The week was busier at SMU than I had anticipated it would be. We had a great seminar on Monday from Sean Bryan, a post-doctoral researcher at Arizona State University working on using novel technology to observe microwaves from the big bang and distant galaxies. His big bang experiment, “Spider,” is likely to have something new to say in the coming year or so about what is called “B-mode polarization” – a thumbprint of gravitational waves that should have been left in the light from the big bang. Such a feature would tell us a lot more about how the universe evolved – especially about how it might have inflated from a quantum-dominated scale to a macroscopic scale in under a second.

We were also visited by a prospective graduate student mid-week and at the end of the week the University held its interviews for the Hunt and President’s Scholar programs. These are undergraduate candidates who’ve been accepted to SMU but also need to interview additionally for consideration for these scholar programs. I always like meeting these students and their families, who also participate in the events of Friday and tour the school while their children are busy with their interviews and classroom visits.

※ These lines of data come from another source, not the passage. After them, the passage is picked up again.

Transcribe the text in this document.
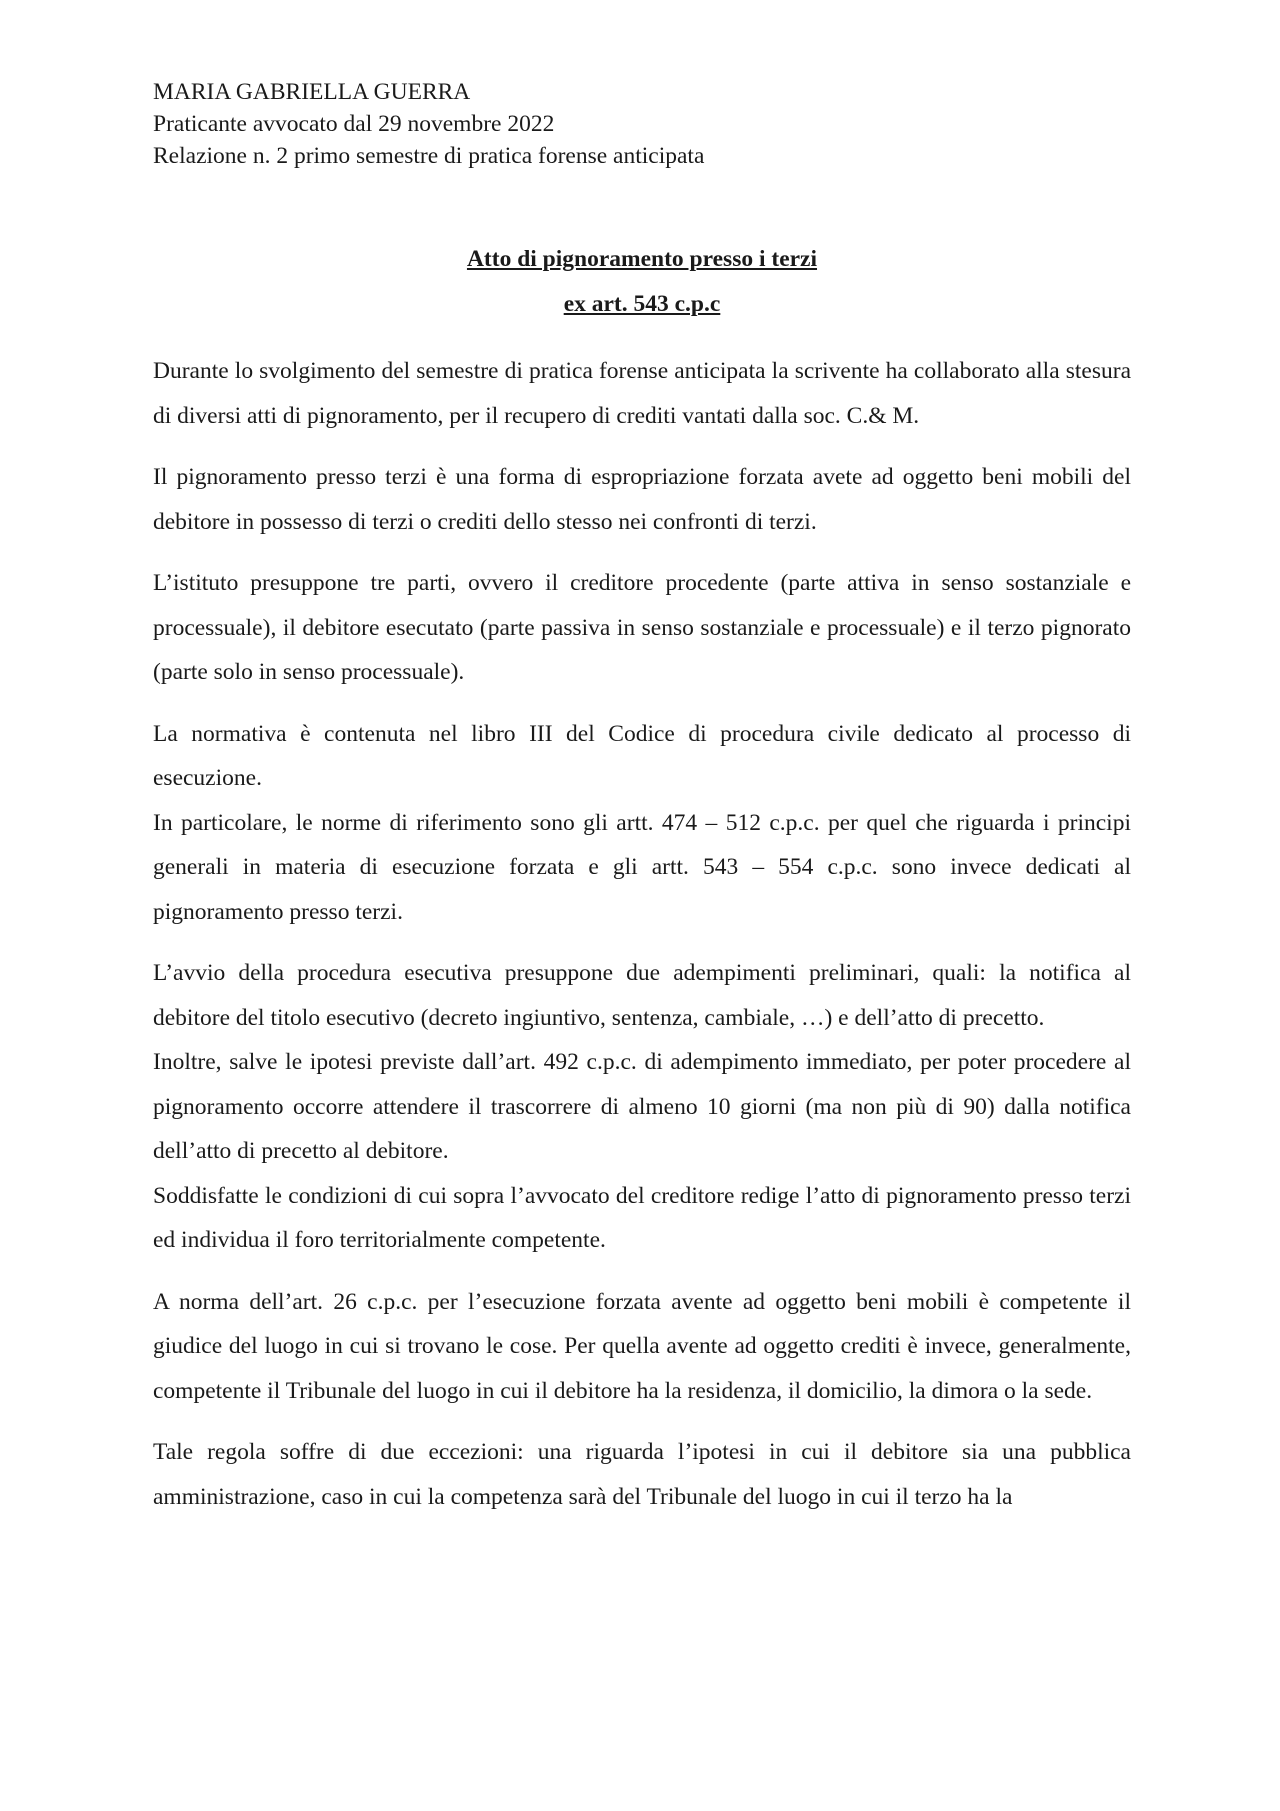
MARIA GABRIELLA GUERRA

Praticante avvocato dal 29 novembre 2022

Relazione n. 2 primo semestre di pratica forense anticipata

Atto di pignoramento presso i terzi

ex art. 543 c.p.c

Durante lo svolgimento del semestre di pratica forense anticipata la scrivente ha collaborato alla stesura di diversi atti di pignoramento, per il recupero di crediti vantati dalla soc. C.& M.

Il pignoramento presso terzi è una forma di espropriazione forzata avete ad oggetto beni mobili del debitore in possesso di terzi o crediti dello stesso nei confronti di terzi.

L’istituto presuppone tre parti, ovvero il creditore procedente (parte attiva in senso sostanziale e processuale), il debitore esecutato (parte passiva in senso sostanziale e processuale) e il terzo pignorato (parte solo in senso processuale).

La normativa è contenuta nel libro III del Codice di procedura civile dedicato al processo di esecuzione.

In particolare, le norme di riferimento sono gli artt. 474 – 512 c.p.c. per quel che riguarda i principi generali in materia di esecuzione forzata e gli artt. 543 – 554 c.p.c. sono invece dedicati al pignoramento presso terzi.

L’avvio della procedura esecutiva presuppone due adempimenti preliminari, quali: la notifica al debitore del titolo esecutivo (decreto ingiuntivo, sentenza, cambiale, …) e dell’atto di precetto.

Inoltre, salve le ipotesi previste dall’art. 492 c.p.c. di adempimento immediato, per poter procedere al pignoramento occorre attendere il trascorrere di almeno 10 giorni (ma non più di 90) dalla notifica dell’atto di precetto al debitore.

Soddisfatte le condizioni di cui sopra l’avvocato del creditore redige l’atto di pignoramento presso terzi ed individua il foro territorialmente competente.

A norma dell’art. 26 c.p.c. per l’esecuzione forzata avente ad oggetto beni mobili è competente il giudice del luogo in cui si trovano le cose. Per quella avente ad oggetto crediti è invece, generalmente, competente il Tribunale del luogo in cui il debitore ha la residenza, il domicilio, la dimora o la sede.

Tale regola soffre di due eccezioni: una riguarda l’ipotesi in cui il debitore sia una pubblica amministrazione, caso in cui la competenza sarà del Tribunale del luogo in cui il terzo ha la
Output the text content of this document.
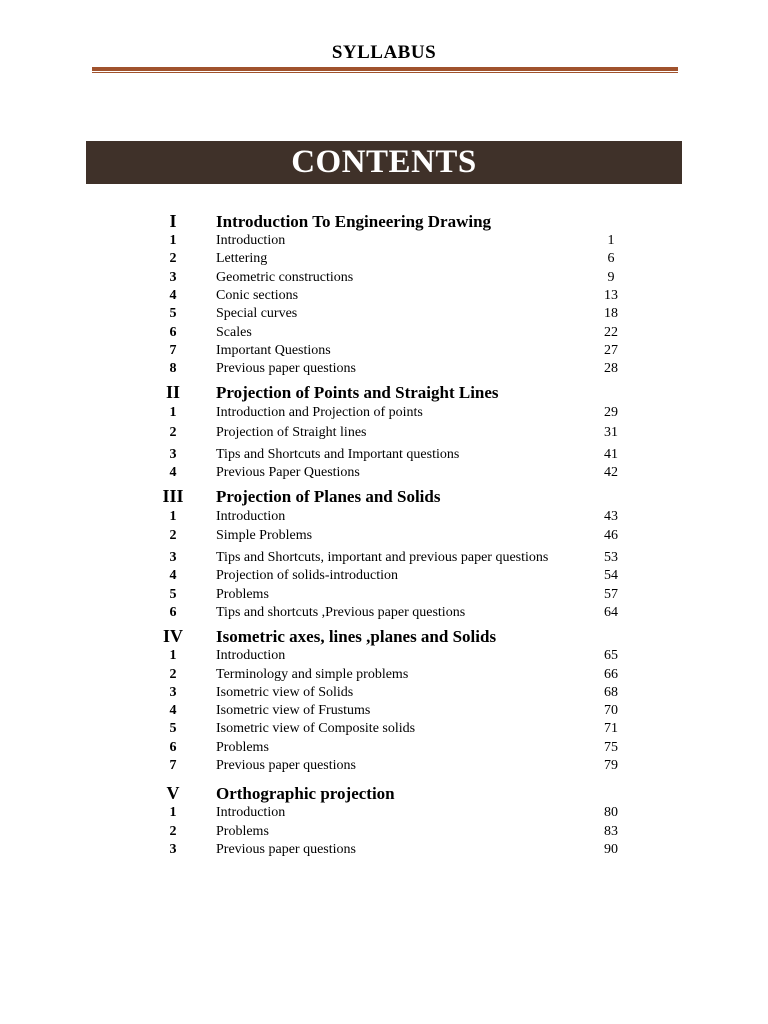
SYLLABUS
CONTENTS
I	Introduction To Engineering Drawing
1	Introduction	1
2	Lettering	6
3	Geometric constructions	9
4	Conic sections	13
5	Special curves	18
6	Scales	22
7	Important Questions	27
8	Previous paper questions	28
II	Projection of Points and Straight Lines
1	Introduction and Projection of points	29
2	Projection of Straight lines	31
3	Tips and Shortcuts and Important questions	41
4	Previous Paper Questions	42
III	Projection of Planes and Solids
1	Introduction	43
2	Simple Problems	46
3	Tips and Shortcuts, important and previous paper questions	53
4	Projection of solids-introduction	54
5	Problems	57
6	Tips and shortcuts ,Previous paper questions	64
IV	Isometric axes, lines ,planes and Solids
1	Introduction	65
2	Terminology and simple problems	66
3	Isometric view of Solids	68
4	Isometric view of Frustums	70
5	Isometric view of Composite solids	71
6	Problems	75
7	Previous paper questions	79
V	Orthographic projection
1	Introduction	80
2	Problems	83
3	Previous paper questions	90
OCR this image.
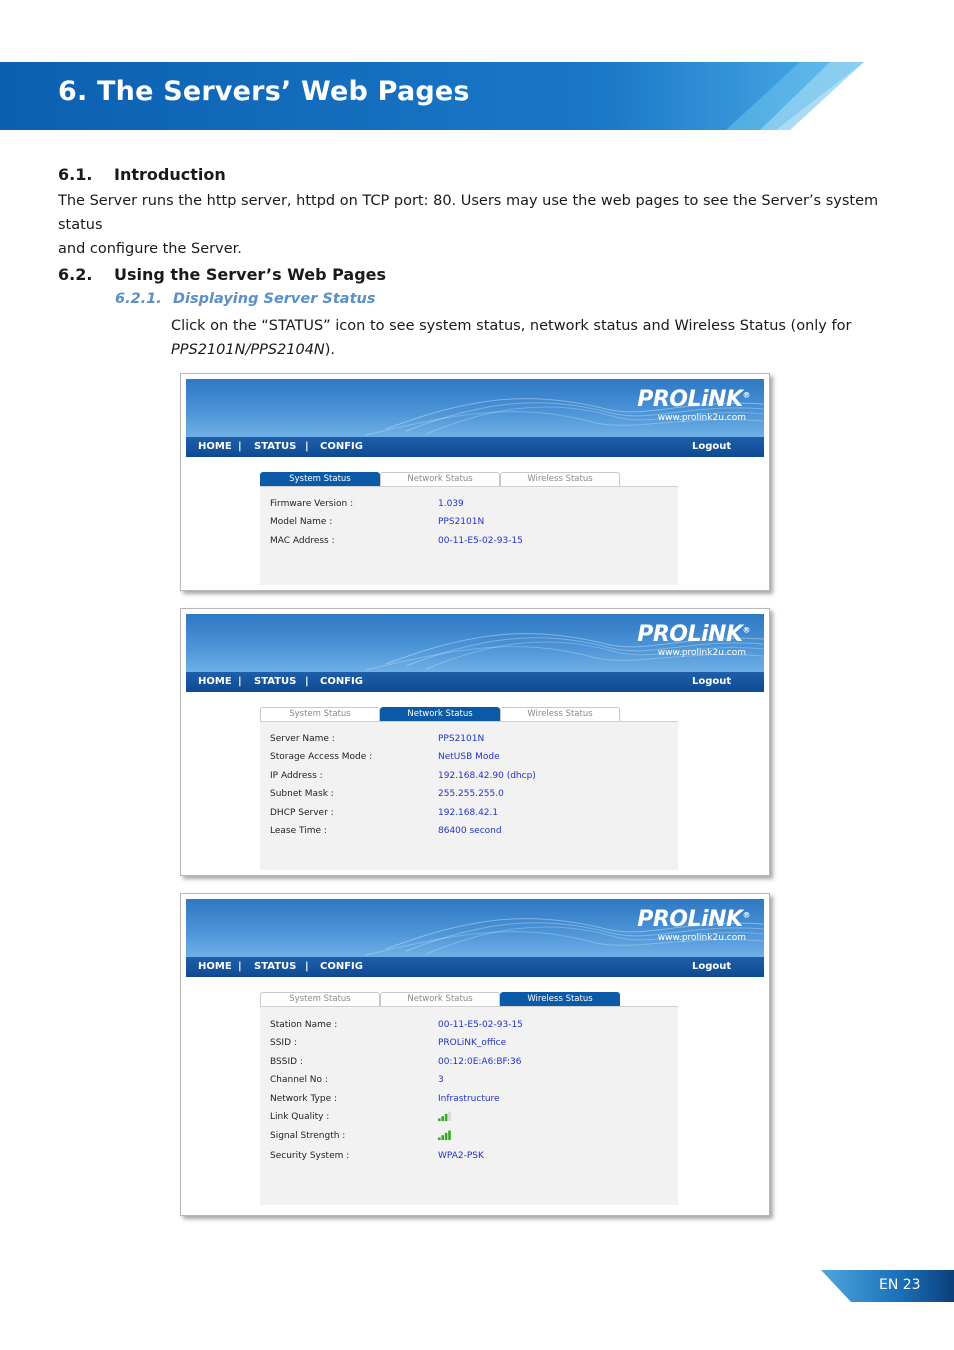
6. The Servers’ Web Pages
6.1. Introduction
The Server runs the http server, httpd on TCP port: 80. Users may use the web pages to see the Server’s system status
and configure the Server.
6.2. Using the Server’s Web Pages
6.2.1. Displaying Server Status
Click on the “STATUS” icon to see system status, network status and Wireless Status (only for
PPS2101N/PPS2104N).
PROLiNK®
www.prolink2u.com
HOME | STATUS | CONFIG	Logout
System Status	Network Status	Wireless Status
Firmware Version :	1.039
Model Name :	PPS2101N
MAC Address :	00-11-E5-02-93-15
PROLiNK®
www.prolink2u.com
HOME | STATUS | CONFIG	Logout
System Status	Network Status	Wireless Status
Server Name :	PPS2101N
Storage Access Mode :	NetUSB Mode
IP Address :	192.168.42.90 (dhcp)
Subnet Mask :	255.255.255.0
DHCP Server :	192.168.42.1
Lease Time :	86400 second
PROLiNK®
www.prolink2u.com
HOME | STATUS | CONFIG	Logout
System Status	Network Status	Wireless Status
Station Name :	00-11-E5-02-93-15
SSID :	PROLiNK_office
BSSID :	00:12:0E:A6:BF:36
Channel No :	3
Network Type :	Infrastructure
Link Quality :
Signal Strength :
Security System :	WPA2-PSK
EN 23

The coming week is my last one before I start traveling again. I’ve used this weekend to catch up on more yard and house work. The weather is still beautiful, and though I’m dealing with some kind of running-induced hip injury I am trying to spend some time moving around outside. Today, however, was mostly a day for recovering from this annoying mobility limiting problem.

[1] “History of the ZGS (Argonne, 1979)”. A. D. Krisch, Argonne Universities Association, Argonne National Laboratory, Argonne National Laboratory. ZGS Users Group
American Institute of Physics, 1980 – Science – 453 pages.